Biofuels can be environmental
boon, but gas guzzling must
first end: Experts
Monday, March 19, 2007
Monday, March 19, 2007
TORONTO - In an era of soaring gas prices and surprise shortages at the pump, biofuels paint a rosy picture of the future: they`re renewable, made from waste products and can significantly reduce emissions of greenhouse gases.
However, if renewable fuels are ever going to save the day in a world of tightening oil supply and growing concern over the environment, Canadians first must mend their gas-guzzling ways, experts say.
Alternative fuels have been attracting a lot of federal attention - as well as money. Prime Minister Stephen Harper recently announced funding for several green initiatives, including research on hydrogen, fuel cells and "carbon capture" technology that can strip emissions of carbon dioxide.
But before industry and governments start putting too much stock in emerging biofuel technologies, Canadians have to make some fundamental changes, analysts say.
"Conventional crude is in a delicate balance between supply and demand right now; we`re not finding more," said industry analyst Robb Moss.
"We all have to pull up our socks and try and figure out ways of consuming less."
Only in recent days have the ramifications of a serious gas shortage in Ontario, largely the result of a fire that shut down a key part of Imperial Oil`s refinery in Nanticoke, Ont., stopped reverberating. Stations that were closed for nearly a month are open again, and Imperial says the plant is again operating at full capacity.
But the shortage gave Ontario motorists just a taste of what a gasoline shortage might mean - and just how vulnerable the existing supply might be.
"We`ve got to stop the addiction from growing," said Peter Tertzakian, an analyst and author of the book "A Thousand Barrels."
"Then, once you get over that, then you have to start thinking about substitution."
That substitution could come in many forms, but the two renewable fuels that get the most attention from advocates are biodiesel and ethanol.
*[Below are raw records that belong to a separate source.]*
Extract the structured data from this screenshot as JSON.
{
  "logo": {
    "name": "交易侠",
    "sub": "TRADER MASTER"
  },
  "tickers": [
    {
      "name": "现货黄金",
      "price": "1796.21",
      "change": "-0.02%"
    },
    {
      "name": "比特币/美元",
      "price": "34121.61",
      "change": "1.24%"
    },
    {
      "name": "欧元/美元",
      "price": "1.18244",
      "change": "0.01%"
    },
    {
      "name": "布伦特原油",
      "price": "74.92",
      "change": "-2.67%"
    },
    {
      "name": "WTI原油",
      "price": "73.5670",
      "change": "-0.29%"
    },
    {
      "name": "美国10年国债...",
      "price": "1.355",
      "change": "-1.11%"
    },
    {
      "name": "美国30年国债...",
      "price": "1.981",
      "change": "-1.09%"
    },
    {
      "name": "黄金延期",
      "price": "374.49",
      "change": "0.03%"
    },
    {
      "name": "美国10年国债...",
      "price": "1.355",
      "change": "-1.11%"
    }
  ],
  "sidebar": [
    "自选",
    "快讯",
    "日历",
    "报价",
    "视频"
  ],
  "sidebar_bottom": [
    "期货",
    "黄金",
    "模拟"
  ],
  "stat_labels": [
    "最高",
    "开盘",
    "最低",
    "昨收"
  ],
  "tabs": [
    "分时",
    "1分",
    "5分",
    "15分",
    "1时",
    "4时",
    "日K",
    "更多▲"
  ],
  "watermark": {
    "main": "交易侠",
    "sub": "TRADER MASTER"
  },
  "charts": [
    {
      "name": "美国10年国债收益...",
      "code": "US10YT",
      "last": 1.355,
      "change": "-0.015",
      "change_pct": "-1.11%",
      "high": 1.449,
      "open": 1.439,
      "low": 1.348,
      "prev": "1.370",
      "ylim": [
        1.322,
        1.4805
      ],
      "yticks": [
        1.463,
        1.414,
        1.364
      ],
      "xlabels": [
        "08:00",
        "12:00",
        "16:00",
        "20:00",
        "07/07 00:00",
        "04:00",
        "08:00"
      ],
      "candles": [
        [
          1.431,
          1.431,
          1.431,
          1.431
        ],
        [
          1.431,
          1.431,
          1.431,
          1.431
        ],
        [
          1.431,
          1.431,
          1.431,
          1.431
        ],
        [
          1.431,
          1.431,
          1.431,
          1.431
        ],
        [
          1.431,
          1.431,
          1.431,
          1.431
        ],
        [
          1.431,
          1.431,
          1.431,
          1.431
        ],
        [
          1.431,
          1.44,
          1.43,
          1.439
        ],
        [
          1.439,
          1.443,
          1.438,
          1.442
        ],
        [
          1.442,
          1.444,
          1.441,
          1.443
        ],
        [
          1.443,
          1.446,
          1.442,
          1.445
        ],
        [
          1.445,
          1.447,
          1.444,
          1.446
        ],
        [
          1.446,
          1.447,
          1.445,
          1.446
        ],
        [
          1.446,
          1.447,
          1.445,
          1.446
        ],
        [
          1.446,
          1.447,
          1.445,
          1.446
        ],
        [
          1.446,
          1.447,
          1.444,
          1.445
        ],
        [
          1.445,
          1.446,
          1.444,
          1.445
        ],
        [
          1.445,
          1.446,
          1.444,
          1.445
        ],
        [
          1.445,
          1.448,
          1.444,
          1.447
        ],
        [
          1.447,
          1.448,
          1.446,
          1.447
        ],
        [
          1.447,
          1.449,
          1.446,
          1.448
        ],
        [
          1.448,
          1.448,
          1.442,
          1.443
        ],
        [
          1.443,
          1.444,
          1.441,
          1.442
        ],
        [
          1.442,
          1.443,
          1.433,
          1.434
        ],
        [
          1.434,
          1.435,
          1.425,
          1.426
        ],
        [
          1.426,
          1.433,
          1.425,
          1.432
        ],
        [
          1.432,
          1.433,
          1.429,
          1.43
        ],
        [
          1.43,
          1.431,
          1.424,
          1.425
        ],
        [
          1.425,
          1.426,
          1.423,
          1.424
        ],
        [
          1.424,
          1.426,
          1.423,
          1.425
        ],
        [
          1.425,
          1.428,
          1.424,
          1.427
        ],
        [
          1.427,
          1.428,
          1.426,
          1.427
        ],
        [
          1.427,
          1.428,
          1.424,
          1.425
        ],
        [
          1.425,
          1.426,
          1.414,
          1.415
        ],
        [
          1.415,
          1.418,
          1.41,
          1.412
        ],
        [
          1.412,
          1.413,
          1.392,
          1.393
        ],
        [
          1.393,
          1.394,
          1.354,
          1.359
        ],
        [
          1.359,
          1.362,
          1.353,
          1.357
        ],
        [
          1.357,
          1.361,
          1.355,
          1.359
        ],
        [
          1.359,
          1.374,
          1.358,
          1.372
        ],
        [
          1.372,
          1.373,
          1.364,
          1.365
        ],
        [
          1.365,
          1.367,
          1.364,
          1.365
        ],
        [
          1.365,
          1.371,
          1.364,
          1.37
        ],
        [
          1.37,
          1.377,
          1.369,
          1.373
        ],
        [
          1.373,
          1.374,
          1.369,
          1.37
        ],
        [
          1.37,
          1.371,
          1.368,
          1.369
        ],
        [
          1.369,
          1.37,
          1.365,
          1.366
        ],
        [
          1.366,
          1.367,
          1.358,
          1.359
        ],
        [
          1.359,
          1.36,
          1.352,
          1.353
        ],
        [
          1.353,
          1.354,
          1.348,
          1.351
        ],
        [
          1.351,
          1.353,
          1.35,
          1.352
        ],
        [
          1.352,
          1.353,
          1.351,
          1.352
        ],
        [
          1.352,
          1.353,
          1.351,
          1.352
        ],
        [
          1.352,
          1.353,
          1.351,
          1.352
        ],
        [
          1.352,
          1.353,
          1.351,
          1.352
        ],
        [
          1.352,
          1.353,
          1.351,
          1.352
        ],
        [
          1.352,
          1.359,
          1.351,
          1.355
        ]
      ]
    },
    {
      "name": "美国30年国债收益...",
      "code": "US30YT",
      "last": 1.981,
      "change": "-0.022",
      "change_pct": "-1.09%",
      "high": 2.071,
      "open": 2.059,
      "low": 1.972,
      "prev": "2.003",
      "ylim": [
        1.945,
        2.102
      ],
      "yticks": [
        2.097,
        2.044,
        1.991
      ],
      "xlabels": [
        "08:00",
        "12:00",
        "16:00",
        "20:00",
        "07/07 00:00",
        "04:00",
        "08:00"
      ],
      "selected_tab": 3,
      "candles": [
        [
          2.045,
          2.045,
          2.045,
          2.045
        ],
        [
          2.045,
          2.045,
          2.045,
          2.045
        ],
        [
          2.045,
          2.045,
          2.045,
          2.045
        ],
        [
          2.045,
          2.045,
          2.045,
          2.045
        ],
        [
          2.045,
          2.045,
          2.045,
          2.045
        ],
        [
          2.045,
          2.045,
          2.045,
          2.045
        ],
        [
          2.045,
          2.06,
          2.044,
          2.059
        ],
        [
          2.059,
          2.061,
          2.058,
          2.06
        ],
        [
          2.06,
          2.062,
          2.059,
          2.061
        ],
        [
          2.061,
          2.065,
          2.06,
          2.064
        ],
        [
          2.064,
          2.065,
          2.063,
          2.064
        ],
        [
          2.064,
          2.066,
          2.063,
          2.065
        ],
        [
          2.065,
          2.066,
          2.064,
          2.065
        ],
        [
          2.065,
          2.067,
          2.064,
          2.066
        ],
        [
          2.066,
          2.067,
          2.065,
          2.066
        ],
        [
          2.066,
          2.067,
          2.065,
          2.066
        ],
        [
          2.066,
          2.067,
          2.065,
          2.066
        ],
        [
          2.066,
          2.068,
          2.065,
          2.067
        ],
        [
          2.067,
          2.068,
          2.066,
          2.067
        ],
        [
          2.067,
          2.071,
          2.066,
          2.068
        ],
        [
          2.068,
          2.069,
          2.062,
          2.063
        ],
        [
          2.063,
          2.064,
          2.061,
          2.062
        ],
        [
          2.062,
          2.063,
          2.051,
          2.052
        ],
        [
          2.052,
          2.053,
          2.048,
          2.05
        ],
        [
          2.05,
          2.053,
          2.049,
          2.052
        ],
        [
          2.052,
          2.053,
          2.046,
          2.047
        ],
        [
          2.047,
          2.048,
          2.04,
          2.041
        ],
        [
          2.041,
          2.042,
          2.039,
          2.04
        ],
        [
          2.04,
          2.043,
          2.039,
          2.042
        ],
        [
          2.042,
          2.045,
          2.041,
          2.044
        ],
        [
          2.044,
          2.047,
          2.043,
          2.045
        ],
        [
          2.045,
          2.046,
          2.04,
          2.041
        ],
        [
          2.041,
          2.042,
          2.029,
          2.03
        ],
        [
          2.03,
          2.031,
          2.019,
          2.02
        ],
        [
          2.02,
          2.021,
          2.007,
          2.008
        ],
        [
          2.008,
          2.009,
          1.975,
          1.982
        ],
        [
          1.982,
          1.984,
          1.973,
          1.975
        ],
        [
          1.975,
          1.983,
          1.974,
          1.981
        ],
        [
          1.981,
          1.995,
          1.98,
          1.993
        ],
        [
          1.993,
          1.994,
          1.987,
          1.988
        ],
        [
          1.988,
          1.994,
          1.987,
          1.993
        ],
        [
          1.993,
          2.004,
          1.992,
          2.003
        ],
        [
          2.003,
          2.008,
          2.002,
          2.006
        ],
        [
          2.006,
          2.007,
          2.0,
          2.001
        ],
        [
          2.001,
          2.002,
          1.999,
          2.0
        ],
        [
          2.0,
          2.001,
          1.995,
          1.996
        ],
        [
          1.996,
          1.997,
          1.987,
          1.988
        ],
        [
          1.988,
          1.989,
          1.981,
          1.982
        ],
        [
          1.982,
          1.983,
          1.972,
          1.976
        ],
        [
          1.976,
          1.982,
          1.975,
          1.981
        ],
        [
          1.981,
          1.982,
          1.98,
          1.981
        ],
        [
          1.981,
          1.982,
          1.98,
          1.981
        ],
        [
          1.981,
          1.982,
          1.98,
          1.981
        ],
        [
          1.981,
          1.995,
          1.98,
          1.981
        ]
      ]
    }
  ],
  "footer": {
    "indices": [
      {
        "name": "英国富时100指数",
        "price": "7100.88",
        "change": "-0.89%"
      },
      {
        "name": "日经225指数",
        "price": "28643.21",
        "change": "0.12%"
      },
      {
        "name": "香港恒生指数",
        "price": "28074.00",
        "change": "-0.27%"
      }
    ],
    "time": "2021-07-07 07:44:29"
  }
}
Biodiesel is made from vegetable oils, waste cooking oil or animal fats. Over its life cycle it produces 64 to 92 per cent fewer greenhouse gas emissions than petroleum diesel. Biodiesel is not yet commercially available in Canada.
Ethanol is made mainly from corn and wheat and is a liquid alcohol blended with gasoline in different concentrations. E-10 blend, with 10 per cent ethanol, is currently sold at Sunoco stations across Ontario. Natural Resources Canada says ethanol production reduces greenhouse gas emissions because the crops used to make the ethanol absorb carbon dioxide.
"We see renewables as playing an up and coming role . . . (but) they`re not a panacea," said Carmen Dybwad, president of the Energy Council of Canada.
"If we had a silver bullet right now we`d all be glomming on to it. The reality is that we`re going to need some sort of an appropriate mix as we move forward."
Biofuels are not a miracle solution to tight fuel supply issues, Tertzakian said.
"Are they going to completely replace or even make a meaningful dent in the overall consumption of gasoline? I would say not any time soon, that`s for sure."
The real impact will come from the rising price of gas, Tertzakian said.
Research suggests gas would likely have to cost more than two dollars per litre before commuters and motorists get serious about measures like carpooling and public transit.
Dave Martin of Greenpeace Canada, which supports the principle of developing biofuels, also cautioned against seeing biofuels as a catch-all solution.
"At this point, I think that we tend to be heading in a bad direction because most of the ethanol that`s being produced is using corn as a feedstock," said Martin, who wants Ottawa to push for the use of cellulosic ethanol, which is derived from wheat straw and corn stalks.
Cellulosic ethanol is often touted as the answer to those concerned using corn and wheat for fuel would comprimise the food supply or drive up agricultural prices.
Still, the day when all cars are powered by such environmentally friendly energy is still far off, experts agree.
"It`s very nice to talk about these sorts of biofuels, but the issue of scale is a big one," Tertzakian said. "It`s not easy to replicate the very efficient supply chain that`s already in place to serve the current pattern of consumption."